Definition Examples of Safety Culture and Overlap with Safety Climate
Definition Examples of Safety Culture
Below are examples of definitions of safety culture.
American Nurses Association (ANA)
A culture of safety describes the core values and behaviors that come about when there is collective and continuous commitment by organizational leadership, managers, and healthcare workers to emphasize safety over competing goals (ANA, 2016).
The Joint Commission (TJC)
Safety culture is the sum of what an organization is and does in the pursuit of safety (TJC, 2021).
T.R. Lee
The safety culture of an organization is the product of individual and group values, attitudes, perceptions, competencies, and patterns of behavior that determine the commitment to, and the style and proficiency of, an organization’s health and safety management (Lee, 1996).

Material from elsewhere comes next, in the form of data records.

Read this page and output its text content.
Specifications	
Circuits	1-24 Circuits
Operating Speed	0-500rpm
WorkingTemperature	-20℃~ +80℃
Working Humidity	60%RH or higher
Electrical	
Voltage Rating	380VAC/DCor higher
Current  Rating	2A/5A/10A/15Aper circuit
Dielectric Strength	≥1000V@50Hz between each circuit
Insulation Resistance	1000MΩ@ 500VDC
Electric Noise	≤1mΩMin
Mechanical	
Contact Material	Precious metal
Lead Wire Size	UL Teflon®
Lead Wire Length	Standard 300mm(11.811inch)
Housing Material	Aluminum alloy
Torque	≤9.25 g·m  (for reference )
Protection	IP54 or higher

Descriptions of Safety Culture
- Collective reflection of the perception, attitudes, and shared experiences of the safety culture
- Your smaller work unit or “microcosm” should reflect the organization’s positive safety culture
Attributes include:
- Emphasis on quality
- Teamwork
- Leadership support
- Communication
- Non-punitive response to errors
- Perception of organizational commitment
- Work design
- Staffing and workload
Resources (Gershon et al., 2004; Stone et al., 2005).
Overlap and Differences Between Safety Culture and Safety Climate
The terms ”safety culture” and “safety climate” are often used interchangeably.
- Safety culture is a broad term encompassing overall organizational culture, values, and actions.
- Safety climate is a narrower term focusing on staff’s current perceptions about supervision, resources, and policies that support how safety practices are monitored and managed through trust and transparency (TJC, 2021).